Michael Howard was on national television threatening the Spanish with war for even thinking about going anywhere near the Barbary macaques-riddled tax haven that will forever be a part of the Empire.

It took the Prime Minister over 24 hours to distance herself from her predecessor’s remarks. Even then there were plenty of other Tories lining up to volunteer their constituents for conscription in the great Brexit battle with the Spanish Armada.

While that raged on, many pundits pointed out that Gibraltar’s future had generated more passion, more attention, more focus and more commitment from the UK government in one week than the constitutional problems of Northern Ireland had received in the last year.

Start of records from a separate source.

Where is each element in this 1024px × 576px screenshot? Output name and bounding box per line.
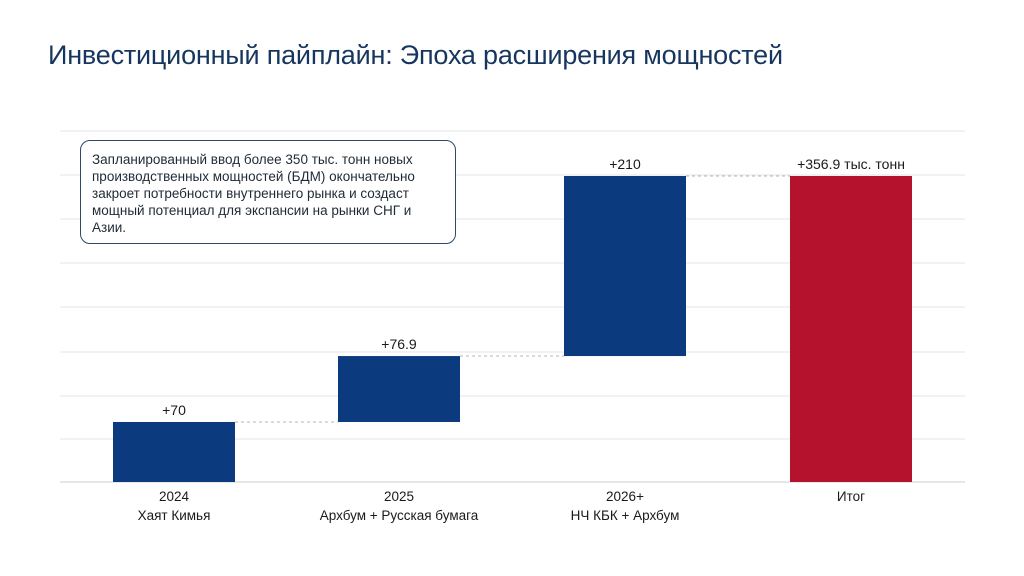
category-year-label: Итог bbox=[837, 489, 865, 504]
bars bbox=[113, 176, 912, 482]
category-labels: 2024 Хаят Кимья 2025 Архбум + Русская бумаг… bbox=[138, 489, 866, 523]
bar-increase bbox=[564, 176, 686, 357]
bar-increase bbox=[113, 421, 235, 482]
data-label: +76.9 bbox=[381, 336, 417, 352]
callout-box: Запланированный ввод более 350 тыс. тонн… bbox=[80, 140, 456, 244]
connector-lines bbox=[235, 175, 790, 423]
bar-increase bbox=[338, 356, 460, 422]
data-labels: +70 +76.9 +210 +356.9 тыс. тонн bbox=[162, 156, 905, 418]
bar-total bbox=[790, 176, 912, 482]
category-name-label: Хаят Кимья bbox=[138, 508, 211, 523]
category-year-label: 2024 bbox=[159, 489, 190, 504]
category-year-label: 2026+ bbox=[606, 489, 644, 504]
category-name-label: Архбум + Русская бумага bbox=[320, 508, 479, 523]
data-label: +70 bbox=[162, 402, 186, 418]
category-name-label: НЧ КБК + Архбум bbox=[571, 508, 680, 523]
page-title: Инвестиционный пайплайн: Эпоха расширени… bbox=[48, 40, 783, 70]
data-label: +210 bbox=[609, 156, 641, 172]
category-year-label: 2025 bbox=[384, 489, 414, 504]
data-label: +356.9 тыс. тонн bbox=[797, 156, 905, 172]
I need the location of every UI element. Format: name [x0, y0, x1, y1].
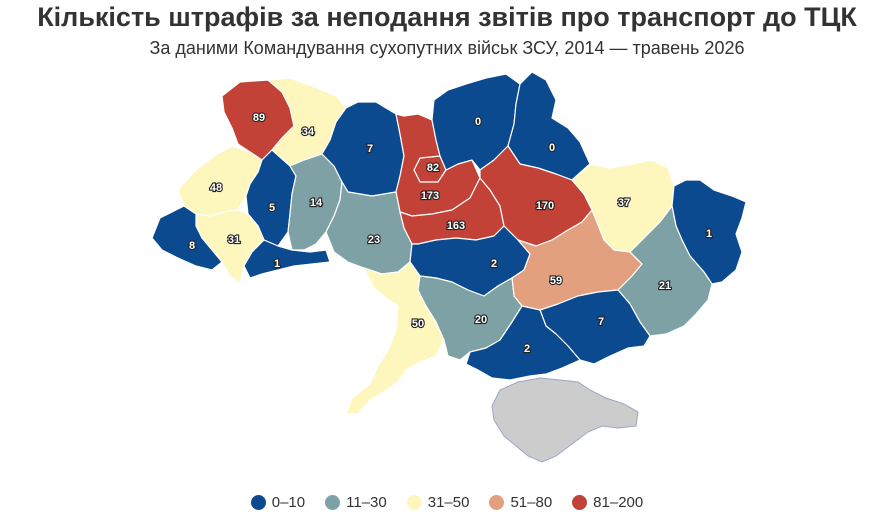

It was 19 years ago this week when Northern Ireland’s political parties signed the Good Friday Agreement.

And for the first time sine that day in 1998, there is a real chance of the UK Government taking back control of the government in Stormont.

Talks aimed at restoring the power-sharing government have stalled. Again.

James Brokenshire, the Tory Northern Ireland secretary, has pushed back the deadline to 18 April, in a bid to try and find consensus from two sides entrenched.

Brokenshire said this could be the last chance before snap elections or direct rule from Westminster: “All the parties have been actively engaged and some further progress has been made, including on the formation of an executive and on legacy.

“There is, however, still a lack of agreement between the parties on a small but significant number of issues.

“The restoration of devolved government remains achievable, but more time and a more focused engagement on the critical issues are required. The parties will have a final opportunity after Easter to reach agreement, building on the discussions which have taken place over the past six weeks.”

The stumbling blocks are an Irish language act that would give Irish parity with English. This would mean, among other proposals, a person could have their court case heard entirely in Irish.

Then there’s legacy.

How does the the government deal with the legacy of the Northern Ireland Troubles?

And within that, how much historical information are the government, police and security services prepared to put into the public domain.

Sinn Féin wants an independent arbiter to make the final decision on what level of detail should be made available to the families of victims of the Troubles.

The Democratic Unionist Party (DUP) disgaree.

Then there’s Brexit, same sex marriage, and Arlene Foster, the DUP’s leader.

The cause of the deadlock was the snap election at the start of March that saw the Unionist majority in Stormont come to an end, with the DUP’s lead over Sinn Féin was cut from 10 seats to one.

That election was caused by Foster’s tenure as First Minister and her role in the “cash for ash” scandal, where staggering bureaucratic incompetence saw an environmental scheme cost the government millions.

There’s little love lost between the two main parties.

Sinn Fein say if the talks fail there should be another snap election.

The DUP say Sinn Fein are asking for too much, in the hope the talks to fail.

Brokenshire has said if no agreement can be reached next week, he would have to implement legislation that would see London devolving powers directly to councils.

The Northern Ireland secretary said: “I have already indicated that I will introduce legislation to set this year’s regional rate to address the urgent need for rates bills to be issued by councils. In addition, I believe it is also right to introduce provisions that would enable an executive to be formed in early May should agreement be reached.”